NORTHEAST SNAPSHOT, JANUARY 2006

Philadelphia Office Market

Jeff Seligsohn
Principal
Seligsohn Soens Hess

Overall, the Philadelphia office market has seen a rise in the conversion of Class B and Class C office space into condominiums, thus reducing the supply of available office space throughout the city. Currently, the rental rates for Class A space range from $23 per square foot to $25 per square foot. The overall vacancy rate for the Philadelphia office sector currently stands at 13.6 percent.

Several new office developments adorn the Philadelphia office market's landscape. The Cira Centre officially opened recently at 30th Street Station; the property encompasses 727,000 square feet and is a signature Class A office property in the market. In addition, Comcast's new corporate headquarters currently is under construction at 17th Street and John F. Kennedy Boulevard. The tower features a total of 1.2 million square feet, making it a significant addition to the total product throughout the city.
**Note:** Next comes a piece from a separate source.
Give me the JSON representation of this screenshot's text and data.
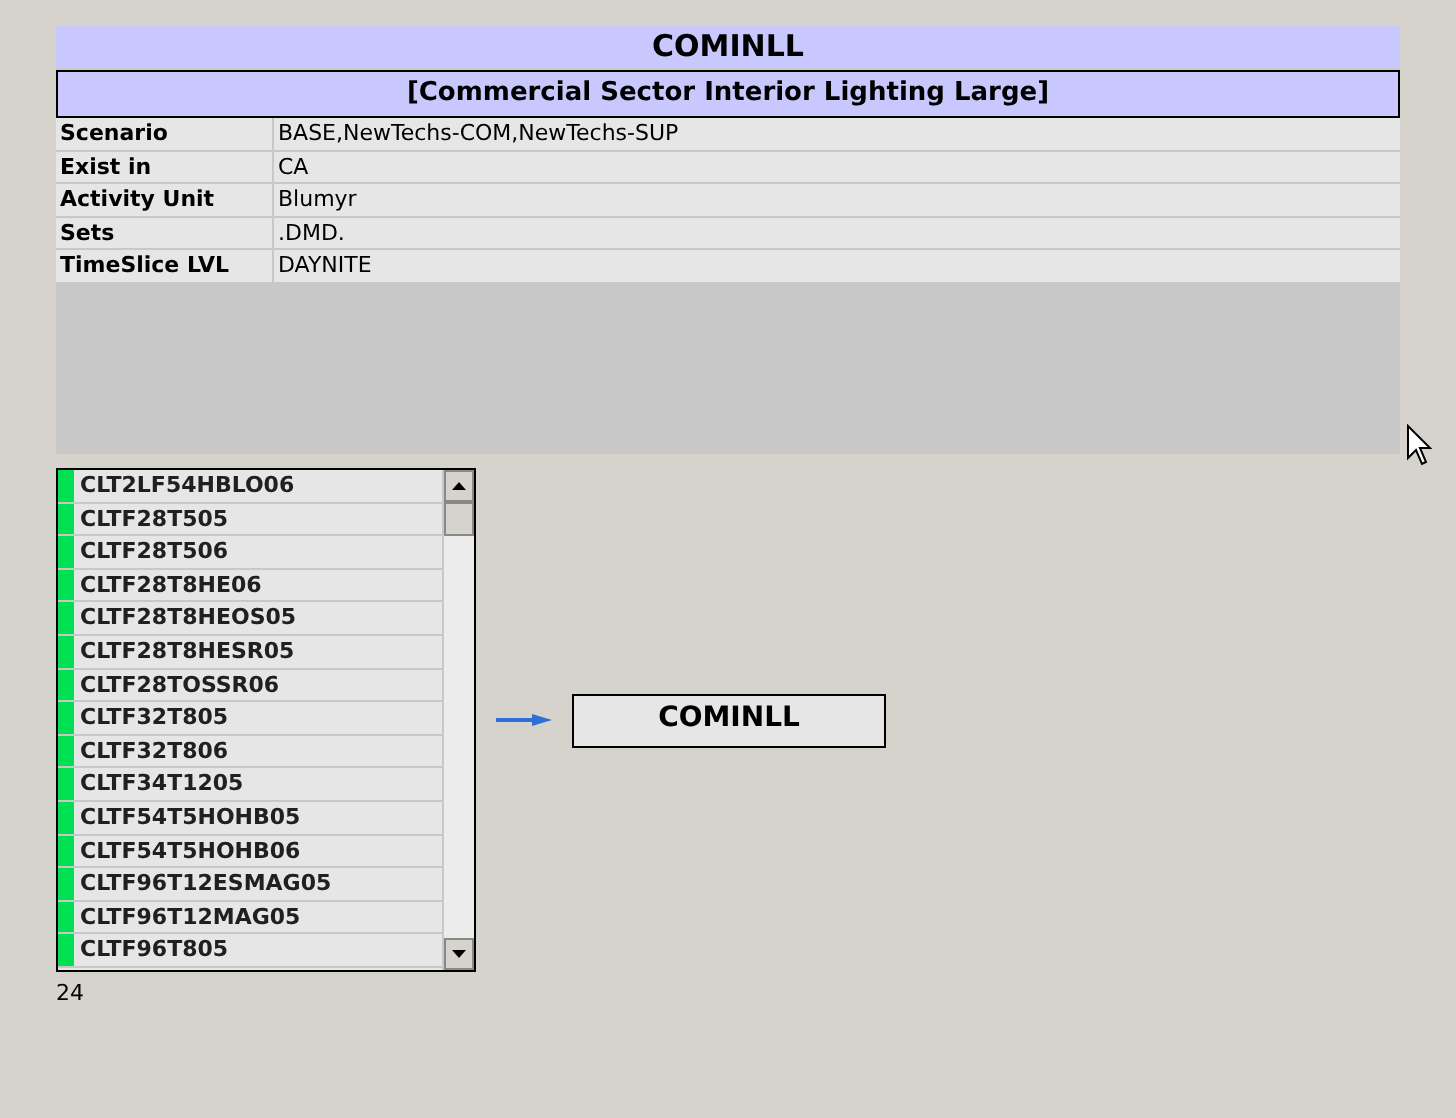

Over the past 3 years, an increasing number of Center City office buildings have been converted to condominiums, as the conversion trend from office to residential has been widespread across Philadelphia. Buildings of note that have undergone this transformation include 225 South 15th Street, 1515 Locust Street, 1500 Chestnut Street, 1930 Chestnut Street, 210 West Washington Square, 1401 Walnut Street and the Packard Building, which is located at the corner of 15th and Chestnut streets. In addition to these buildings that are already converted, more buildings are slated to undergo this process in the near future. Directly affected by this trend, Class B and Class C office space is being depleted; therefore, rental rates for the remaining office properties of this persuasion are being pushed higher.  
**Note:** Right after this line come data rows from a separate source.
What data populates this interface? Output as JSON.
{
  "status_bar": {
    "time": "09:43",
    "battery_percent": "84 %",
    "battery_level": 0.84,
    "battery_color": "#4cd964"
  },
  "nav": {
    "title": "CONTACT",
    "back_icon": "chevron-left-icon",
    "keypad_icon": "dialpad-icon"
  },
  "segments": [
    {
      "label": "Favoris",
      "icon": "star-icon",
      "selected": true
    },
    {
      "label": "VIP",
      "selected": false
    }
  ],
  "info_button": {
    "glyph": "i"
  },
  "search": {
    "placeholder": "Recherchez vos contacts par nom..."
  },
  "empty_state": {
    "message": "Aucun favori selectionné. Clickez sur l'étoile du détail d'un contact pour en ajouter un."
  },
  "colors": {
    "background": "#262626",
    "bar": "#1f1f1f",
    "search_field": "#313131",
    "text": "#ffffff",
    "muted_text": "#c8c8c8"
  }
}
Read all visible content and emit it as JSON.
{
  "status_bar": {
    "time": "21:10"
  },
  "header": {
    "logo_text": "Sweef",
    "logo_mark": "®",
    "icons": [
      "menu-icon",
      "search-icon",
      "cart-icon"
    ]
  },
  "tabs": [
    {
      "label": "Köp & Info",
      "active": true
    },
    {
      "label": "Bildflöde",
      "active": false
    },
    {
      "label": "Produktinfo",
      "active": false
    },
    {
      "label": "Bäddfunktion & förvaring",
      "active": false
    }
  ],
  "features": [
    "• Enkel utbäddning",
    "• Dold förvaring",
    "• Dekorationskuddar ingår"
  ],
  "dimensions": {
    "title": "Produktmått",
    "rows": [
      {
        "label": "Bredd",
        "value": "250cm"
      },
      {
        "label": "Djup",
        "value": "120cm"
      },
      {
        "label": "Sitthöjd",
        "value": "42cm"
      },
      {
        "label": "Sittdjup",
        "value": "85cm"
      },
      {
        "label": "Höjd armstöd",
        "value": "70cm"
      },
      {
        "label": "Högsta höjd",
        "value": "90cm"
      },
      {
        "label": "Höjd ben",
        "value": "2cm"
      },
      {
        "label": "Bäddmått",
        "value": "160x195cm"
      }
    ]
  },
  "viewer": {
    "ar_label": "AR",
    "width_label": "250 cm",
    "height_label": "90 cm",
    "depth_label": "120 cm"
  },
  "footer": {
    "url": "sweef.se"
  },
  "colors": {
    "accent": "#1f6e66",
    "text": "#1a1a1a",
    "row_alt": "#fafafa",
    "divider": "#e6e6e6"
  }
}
In the new building at 17th Street and John F. Kennedy Boulevard, Comcast has leased 872,000 square feet of space, adding to its occupancy in the Philadelphia market; every several months the company has been taking more space. In addition, several other large office leases have been signed throughout the office sector: Blank Rome Comisky & McCauley has renewed its lease at One Logan Square, continuing its occupation of 220,000 square feet; ExcelleRx Inc. has signed a lease for 140,000 square feet at Three Parkway; and at 901 Market Street, Health Partners has agreed to occupy 129,442 square feet.

The Market Street — West submarket should continue to have plenty of space available for the foreseeable future. Rental rates in this submarket should stay at current levels.

— Jeff Seligsohn is a principal at Seligsohn Soens Hess in Philadelphia.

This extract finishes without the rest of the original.